Radiocarbon dating of a site on Santa Rosa Island indicated that someone was dining on mammoth steaks there forty-seven thousand years ago. Artifacts found at the Calico site near Barstow are at least fifty thousand years old. Intriguingly, the most direct route between these two sites is right down the Santa Clara River Valley.

While no hard evidence of early man, such as a datable skeleton or charcoal from a fire pit, has yet turned up in the Santa Clarita Valley, stone choppers, scrapers and projectile points have been found, some dating back as far as 18,000 years. One of the earliest camp sites is at Agua Dulce Springs, where big game hunters rested between expeditions in search of ground sloths, mastodons, camels and monstrous bison with horns a yard wide.

Gradually, the great beasts of the Pleistocene, or Ice Age, died out, whether from a changing climate or the increased efficiency of human predators. About 6000 BC, Santa Claritans switched over to hunting smaller game such as deer and rabbits and began to supplement their diet with acorns and seeds. This is known as the Early Period or Millingstone Horizon, and it lasted until 1800 BC. In other words, the people were beginning to settle down, changing from a completely nomadic life of chasing herds around the countryside to semi-permanent villages that would be moved only when the immediate resources were completely exploited, or with changing seasons.

During the summer of 1983 an extensive Indian village was investigated by the Northridge Archaeological Institute at Oak Flat Campground in the Angeles National Forest.
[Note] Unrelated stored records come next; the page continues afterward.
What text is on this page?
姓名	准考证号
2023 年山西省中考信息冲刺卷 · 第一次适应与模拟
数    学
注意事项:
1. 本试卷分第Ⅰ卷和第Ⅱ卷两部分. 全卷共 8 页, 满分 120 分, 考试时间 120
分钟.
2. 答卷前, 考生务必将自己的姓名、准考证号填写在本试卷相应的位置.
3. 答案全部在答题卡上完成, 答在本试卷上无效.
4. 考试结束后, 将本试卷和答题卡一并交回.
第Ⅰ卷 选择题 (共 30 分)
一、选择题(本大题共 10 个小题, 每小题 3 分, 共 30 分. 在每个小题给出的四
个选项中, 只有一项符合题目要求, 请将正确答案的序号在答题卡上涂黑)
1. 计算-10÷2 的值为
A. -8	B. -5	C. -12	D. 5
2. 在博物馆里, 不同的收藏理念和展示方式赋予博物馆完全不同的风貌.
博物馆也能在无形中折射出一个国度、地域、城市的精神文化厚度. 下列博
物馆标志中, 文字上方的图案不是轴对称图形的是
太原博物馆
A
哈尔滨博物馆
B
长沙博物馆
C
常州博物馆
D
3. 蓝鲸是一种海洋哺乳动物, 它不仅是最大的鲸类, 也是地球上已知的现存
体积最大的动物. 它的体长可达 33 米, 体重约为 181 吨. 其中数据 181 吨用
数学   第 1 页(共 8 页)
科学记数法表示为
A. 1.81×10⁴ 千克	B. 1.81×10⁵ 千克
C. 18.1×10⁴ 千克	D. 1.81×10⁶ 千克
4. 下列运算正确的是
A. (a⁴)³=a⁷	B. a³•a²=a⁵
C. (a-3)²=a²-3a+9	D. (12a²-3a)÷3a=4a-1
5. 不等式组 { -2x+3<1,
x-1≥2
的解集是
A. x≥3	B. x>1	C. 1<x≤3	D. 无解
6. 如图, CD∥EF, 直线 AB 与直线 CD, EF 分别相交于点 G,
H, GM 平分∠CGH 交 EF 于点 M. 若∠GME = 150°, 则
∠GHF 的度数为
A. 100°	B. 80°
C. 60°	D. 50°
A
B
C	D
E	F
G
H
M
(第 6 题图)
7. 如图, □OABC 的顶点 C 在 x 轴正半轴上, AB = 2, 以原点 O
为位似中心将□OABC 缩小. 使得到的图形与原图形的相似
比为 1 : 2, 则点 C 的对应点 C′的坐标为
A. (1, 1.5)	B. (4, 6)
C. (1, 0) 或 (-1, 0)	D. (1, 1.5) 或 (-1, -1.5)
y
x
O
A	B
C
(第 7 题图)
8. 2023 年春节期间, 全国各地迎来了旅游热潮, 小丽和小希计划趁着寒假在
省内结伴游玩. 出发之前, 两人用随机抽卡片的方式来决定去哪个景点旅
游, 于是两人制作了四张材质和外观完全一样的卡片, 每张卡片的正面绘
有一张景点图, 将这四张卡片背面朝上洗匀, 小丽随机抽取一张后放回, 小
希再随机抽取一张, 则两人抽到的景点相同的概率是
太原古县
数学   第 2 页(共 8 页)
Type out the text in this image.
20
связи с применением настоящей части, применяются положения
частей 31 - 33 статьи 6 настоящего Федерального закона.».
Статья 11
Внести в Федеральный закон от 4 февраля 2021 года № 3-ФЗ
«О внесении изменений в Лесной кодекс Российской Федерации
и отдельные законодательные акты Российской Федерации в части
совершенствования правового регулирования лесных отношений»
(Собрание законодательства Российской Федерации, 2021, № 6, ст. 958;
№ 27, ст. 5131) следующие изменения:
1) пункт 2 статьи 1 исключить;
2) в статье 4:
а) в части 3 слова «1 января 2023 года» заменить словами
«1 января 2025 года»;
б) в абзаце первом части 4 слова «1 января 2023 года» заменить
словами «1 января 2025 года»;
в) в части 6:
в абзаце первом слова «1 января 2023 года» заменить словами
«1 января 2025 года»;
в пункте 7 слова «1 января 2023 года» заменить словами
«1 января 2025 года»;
Under the shade of great trees, these early Americans — called the Castaic Chumash — made their homes about 3000 BC. Some were buried under a pile of rocks with a metate (grinding bowl) over their faces. Others were cremated, their ashes lovingly placed in large stone bowls.

Unlike the old days, when everything would have been exhumed and carted off to a museum, these ancient burials were not touched. Out of the recently-developed deference to the intense religious feelings of modern Native Americans, the graves were plotted, photographed, then re-covered with earth. Indian monitors make sure that everything is done according to tradition. So the chiefs, warriors, women and children of antiquity still sleep beneath the hoary oaks, as they always have and always will.